Tim Harvey tharvey at alumni.calpoly.edu
Thu Jan 15 21:17:59 EST 2004



> -----Original Message-----
> From: mythtv-users-bounces at mythtv.org [mailto:mythtv-users-
> bounces at mythtv.org] On Behalf Of Andrew Dodd
> Sent: Thursday, January 15, 2004 4:33 PM
> To: Discussion about mythtv
> Subject: Re: [mythtv-users] Does ripping DVDs preserve all the
features
> 
> Quoting "Mark B. Elrod" <elrod at shallowpool.com>:
> 
> > I would like them nicely organized in a UI like Myth. Ideally you
could
> > see them in a view that listed the movies and maybe optionally
played
> > their DVD menu's in a little window similiar to scene selection on a
DVD
> > now :)

I use MythDVD to rip my DVD's but I tell it to do a 'perfect' copy.
This creates a single file 'VOB' that plays fine with MythVideo,
although your DVD menu's are lost.  The other thing I've noticed is that
this preserves all the audio tracks (various languages, commentary, etc)
which I kind of like, although I need to figure out how to select the
audio channel in mplayer.  I've currently been using a windows system to
playback movies and MythTV recordings so I haven't worried about it.
 
> >
> > What is the format of the DVD menu stuff? You would think you could
> > leave all of that alone and the DVD player would handle it like it
does
> > now but then re-encode the main video stream to mp4. If the player
can
> > play mp4 and mp2 does it care? Is some of the DVD menu stuff is
linked
> > to the main video file - such as scene selection? If you re-encode
then
> > maybe the indexing does not work? I would think you would be able to
> > rewrite that info if you understood the format.
> DVD streams are MPEG program streams with additional navigational data
> added.
> (The VOB format), which is mainly to allow easier seeking within the
> stream.
> 
> Also, subtitles are multiplexed into the program stream.
> 

Is this to say the subtitles are in the VOB file?  I thought so, but I
haven't been able to get any player to allow me to get to them.  I do
know that most players can use a separate file that has all the
subtitles with a timecode reference.  You can download many of these
subtitle's from websites, and there is ripping software to generate them
but of course those solutions are additional steps which are a paint.
If the subtitles are in the VOB, I would love to get them out.  Anyone
know any details on this?

> So if you wanted to reencode into MPEG-4, you'd need some sort of
> container
> format that supported subtitles, etc.
> 
> It's theoretically possible, but not doable at the moment.
> 
> If you simply rip the DVD with a decrypter, it will be treated by
player
> software identically to the original DVD.
> 
> It's also possible to strip out unnecessary features and recompress
the
> DVD at a
> lower bitrate to save disk space.  You can also extract the main movie
and
> turn
> it into a standalone DVD without the menus or anything.  Under
Windows,
> DVDShrink is excellent for "movie-only" rips and recompression.
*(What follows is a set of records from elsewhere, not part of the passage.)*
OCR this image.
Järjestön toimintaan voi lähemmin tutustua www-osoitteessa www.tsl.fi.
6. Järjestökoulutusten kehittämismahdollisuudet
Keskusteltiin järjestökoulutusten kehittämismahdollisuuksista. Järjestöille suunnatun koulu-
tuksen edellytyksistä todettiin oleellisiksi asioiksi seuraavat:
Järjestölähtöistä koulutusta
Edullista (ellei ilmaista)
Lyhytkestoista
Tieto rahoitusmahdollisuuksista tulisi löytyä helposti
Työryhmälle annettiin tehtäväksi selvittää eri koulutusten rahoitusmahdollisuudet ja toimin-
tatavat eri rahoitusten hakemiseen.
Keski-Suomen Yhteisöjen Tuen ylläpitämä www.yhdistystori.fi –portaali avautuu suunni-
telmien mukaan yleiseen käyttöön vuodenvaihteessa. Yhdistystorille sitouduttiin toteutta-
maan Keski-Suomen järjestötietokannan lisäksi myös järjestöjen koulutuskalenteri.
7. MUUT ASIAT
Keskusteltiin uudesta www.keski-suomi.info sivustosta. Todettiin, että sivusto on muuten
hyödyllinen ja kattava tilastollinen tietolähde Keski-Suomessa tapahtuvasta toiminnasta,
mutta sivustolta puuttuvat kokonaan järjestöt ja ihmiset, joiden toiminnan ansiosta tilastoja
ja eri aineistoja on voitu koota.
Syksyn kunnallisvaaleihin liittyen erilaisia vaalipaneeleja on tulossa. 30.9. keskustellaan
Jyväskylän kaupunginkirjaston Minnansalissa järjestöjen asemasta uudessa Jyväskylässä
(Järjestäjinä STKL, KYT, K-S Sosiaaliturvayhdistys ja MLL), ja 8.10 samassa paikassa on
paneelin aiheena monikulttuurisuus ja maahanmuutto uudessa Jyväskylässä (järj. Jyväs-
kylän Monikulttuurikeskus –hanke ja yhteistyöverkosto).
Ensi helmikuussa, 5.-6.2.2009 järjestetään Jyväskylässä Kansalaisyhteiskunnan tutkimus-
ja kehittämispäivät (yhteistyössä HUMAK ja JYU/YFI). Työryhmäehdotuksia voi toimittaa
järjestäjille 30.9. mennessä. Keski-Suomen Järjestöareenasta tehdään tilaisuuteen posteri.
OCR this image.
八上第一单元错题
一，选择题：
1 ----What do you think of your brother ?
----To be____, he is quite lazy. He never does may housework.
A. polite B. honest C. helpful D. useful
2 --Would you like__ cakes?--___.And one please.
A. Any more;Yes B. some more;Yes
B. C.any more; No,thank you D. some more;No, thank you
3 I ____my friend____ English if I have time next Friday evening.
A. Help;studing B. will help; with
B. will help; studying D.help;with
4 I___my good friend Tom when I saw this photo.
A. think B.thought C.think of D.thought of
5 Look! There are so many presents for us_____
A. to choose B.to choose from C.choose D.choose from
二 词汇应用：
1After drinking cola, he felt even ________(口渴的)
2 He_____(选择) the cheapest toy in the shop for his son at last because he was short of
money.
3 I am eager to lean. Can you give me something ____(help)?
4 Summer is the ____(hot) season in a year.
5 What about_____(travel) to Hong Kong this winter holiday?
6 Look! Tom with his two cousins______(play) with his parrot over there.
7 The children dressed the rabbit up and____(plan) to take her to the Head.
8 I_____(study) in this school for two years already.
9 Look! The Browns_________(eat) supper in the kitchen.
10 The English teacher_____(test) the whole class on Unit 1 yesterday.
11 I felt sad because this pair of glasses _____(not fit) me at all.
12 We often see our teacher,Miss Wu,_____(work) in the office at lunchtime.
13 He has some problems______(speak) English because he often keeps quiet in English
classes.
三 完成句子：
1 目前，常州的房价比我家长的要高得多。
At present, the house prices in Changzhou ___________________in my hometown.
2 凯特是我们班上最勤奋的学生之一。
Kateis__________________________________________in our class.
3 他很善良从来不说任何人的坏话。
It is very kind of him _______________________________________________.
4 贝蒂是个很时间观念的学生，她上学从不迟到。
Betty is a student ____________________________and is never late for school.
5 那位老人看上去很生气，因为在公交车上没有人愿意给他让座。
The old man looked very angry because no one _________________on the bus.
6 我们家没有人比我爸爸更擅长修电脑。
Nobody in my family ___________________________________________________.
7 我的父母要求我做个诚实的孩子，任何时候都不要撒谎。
www.dvdshrink.org isn't responding... is it a stable program?  I've been
looking for something to convert DVD's to Divx on a windows platform but
there is so much crappy software out there to filter through I haven't
found anything that's very useful.

Tim

> 
> Removing some but not all features is rather time-consuming and labor-
> intensive,
> and pretty much requires a tool called IFOEdit under Windows.